Jérôme Chassagnard
Sea
Hymen Records
Even if you weren’t aware of the concept behind Jérôme Chassagnard’s new released Sea, the splashing samples that start the record should clue you in right away. Literal as they are, the sounds of waves that permeate each track on the release serve an important purpose, ushering the listener into the record’s playful, atmospheric take on the aquatic.
Even minus the samples, Chassagnard’s sound design suggests water, and specifically being submerged. The short release’s title track opens with the sound of a diver entering the water, and follows it with the sound of a SCUBA breathing apparatus. Even once a gentle electronic melody starts to repeat and the track starts to abstract itself, the deep modulating pads carry the song forward inevitably, like a current. The song “See” does a similar thing in reverse, starting with deep drones with little to no discernible shape or boundary, suggesting the isolated and alien nature of the deep ocean. A simple comforting keyboard line emerges from those depths, occasionally bending under pressure but ultimately carrying the song upwards towards the surface.

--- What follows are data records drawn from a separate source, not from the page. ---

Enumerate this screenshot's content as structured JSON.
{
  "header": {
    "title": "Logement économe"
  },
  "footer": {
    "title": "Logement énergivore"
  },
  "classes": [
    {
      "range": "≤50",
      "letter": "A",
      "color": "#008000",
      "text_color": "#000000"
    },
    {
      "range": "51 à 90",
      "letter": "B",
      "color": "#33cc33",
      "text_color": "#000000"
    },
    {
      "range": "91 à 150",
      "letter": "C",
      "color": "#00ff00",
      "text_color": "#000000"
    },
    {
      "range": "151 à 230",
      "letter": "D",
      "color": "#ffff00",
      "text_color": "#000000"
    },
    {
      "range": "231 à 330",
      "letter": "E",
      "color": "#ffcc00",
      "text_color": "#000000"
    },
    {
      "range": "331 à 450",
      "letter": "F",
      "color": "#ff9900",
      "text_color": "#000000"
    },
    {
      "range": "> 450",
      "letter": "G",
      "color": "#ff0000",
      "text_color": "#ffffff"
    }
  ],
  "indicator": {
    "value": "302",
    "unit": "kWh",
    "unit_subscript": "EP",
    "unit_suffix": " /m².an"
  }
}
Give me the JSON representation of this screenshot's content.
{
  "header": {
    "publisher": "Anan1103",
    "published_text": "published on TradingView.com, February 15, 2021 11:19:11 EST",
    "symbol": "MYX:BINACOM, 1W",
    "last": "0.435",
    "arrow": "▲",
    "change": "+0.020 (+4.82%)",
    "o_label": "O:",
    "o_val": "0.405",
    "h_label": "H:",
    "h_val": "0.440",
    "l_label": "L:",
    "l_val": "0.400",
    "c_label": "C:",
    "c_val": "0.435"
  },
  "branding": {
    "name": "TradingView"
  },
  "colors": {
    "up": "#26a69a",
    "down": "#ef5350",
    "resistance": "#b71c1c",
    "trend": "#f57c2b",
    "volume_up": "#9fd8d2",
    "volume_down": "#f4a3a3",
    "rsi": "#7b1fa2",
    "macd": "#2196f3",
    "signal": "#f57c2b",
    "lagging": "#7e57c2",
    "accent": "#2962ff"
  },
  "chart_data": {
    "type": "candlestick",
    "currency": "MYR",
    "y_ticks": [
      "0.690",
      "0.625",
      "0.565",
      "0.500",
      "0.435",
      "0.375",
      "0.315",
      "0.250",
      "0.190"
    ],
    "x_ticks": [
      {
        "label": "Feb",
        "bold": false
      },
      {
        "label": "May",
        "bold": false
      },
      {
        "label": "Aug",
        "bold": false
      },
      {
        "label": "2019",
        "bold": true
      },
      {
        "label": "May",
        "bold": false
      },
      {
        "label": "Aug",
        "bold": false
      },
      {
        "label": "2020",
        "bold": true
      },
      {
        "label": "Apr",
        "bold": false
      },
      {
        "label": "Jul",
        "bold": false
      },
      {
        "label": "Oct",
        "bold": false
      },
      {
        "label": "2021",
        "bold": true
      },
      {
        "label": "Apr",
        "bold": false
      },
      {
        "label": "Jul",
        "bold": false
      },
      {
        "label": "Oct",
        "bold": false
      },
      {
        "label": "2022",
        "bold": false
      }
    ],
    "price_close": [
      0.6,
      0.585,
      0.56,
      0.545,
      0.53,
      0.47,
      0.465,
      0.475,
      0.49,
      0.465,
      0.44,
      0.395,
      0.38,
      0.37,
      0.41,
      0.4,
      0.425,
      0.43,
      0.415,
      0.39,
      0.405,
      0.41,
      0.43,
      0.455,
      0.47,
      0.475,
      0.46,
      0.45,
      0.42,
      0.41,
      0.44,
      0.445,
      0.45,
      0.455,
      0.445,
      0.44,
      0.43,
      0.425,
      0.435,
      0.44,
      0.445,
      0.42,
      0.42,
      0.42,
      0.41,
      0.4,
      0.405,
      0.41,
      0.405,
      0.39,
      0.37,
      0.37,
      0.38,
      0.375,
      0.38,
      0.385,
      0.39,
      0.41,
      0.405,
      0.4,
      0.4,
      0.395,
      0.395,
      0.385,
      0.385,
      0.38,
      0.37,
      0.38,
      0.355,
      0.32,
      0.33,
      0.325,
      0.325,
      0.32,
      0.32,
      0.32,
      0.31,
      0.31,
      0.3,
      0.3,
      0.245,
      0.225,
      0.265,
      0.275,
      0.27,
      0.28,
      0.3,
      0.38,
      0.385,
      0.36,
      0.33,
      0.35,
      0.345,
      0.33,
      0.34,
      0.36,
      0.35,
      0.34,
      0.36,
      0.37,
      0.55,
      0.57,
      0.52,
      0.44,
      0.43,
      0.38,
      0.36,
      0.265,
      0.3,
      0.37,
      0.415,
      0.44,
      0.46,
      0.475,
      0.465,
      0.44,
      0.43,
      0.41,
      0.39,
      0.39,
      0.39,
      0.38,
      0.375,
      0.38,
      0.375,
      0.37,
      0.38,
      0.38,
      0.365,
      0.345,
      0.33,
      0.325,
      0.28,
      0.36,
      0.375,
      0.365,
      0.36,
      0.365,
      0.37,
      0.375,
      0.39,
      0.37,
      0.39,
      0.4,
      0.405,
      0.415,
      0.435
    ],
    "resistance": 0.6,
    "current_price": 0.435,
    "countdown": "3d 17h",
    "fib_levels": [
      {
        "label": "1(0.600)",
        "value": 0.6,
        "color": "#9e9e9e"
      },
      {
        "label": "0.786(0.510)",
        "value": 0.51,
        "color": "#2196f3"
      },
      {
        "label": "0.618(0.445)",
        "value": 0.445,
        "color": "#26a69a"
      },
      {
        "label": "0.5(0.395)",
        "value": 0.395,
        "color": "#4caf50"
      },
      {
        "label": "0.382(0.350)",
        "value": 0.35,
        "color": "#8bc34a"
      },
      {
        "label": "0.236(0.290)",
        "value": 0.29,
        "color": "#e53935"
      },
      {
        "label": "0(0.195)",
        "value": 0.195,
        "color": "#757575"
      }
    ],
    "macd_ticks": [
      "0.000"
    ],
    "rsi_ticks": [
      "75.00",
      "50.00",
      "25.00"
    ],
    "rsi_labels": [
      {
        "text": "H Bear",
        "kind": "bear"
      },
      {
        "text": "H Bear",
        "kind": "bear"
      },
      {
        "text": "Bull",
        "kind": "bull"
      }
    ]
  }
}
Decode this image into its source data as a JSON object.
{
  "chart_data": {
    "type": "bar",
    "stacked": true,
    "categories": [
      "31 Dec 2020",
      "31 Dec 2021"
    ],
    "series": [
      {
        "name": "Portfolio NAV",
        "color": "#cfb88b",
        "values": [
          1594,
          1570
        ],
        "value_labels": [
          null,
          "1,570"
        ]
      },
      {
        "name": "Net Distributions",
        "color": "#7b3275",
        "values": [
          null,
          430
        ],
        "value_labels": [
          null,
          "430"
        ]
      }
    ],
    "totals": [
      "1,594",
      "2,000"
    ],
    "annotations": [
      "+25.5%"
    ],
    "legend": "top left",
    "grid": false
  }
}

The middle of the record plays much more like trad IDM, embellishing the drippy, liquid soundscapes with glitchy percussion and tweaky synthlines. The familiarity of this approach ends up playing against the songs a bit, losing some of the alien soundscape quality so apparent in the release’s bookends. The intricately arranged samples and melodies of “Octopus” have a bit of aquatic flair to them, and reversed sounds that accentuate “Morning Sun” sound like a peaceful lapping tide but they ultimately feel like standard technoid numbers, well executed for that but not as immersive or suggestive as what comes before and after them.
Concept records are the bread and butter of abstract electronic musicians, although there’s frequently little to connect a release to the ideas that inspire it beyond song titles. Sea doesn’t make any bones about what it’s supposed to be about, successfully getting across the beauty, danger and pure wonder of the ocean as interpreted through tasteful electronic composition. With care and even a little whimsy, Jérôme Chassagnard thoughtfully provides the listener with an audio tour through his own fascination with the sea.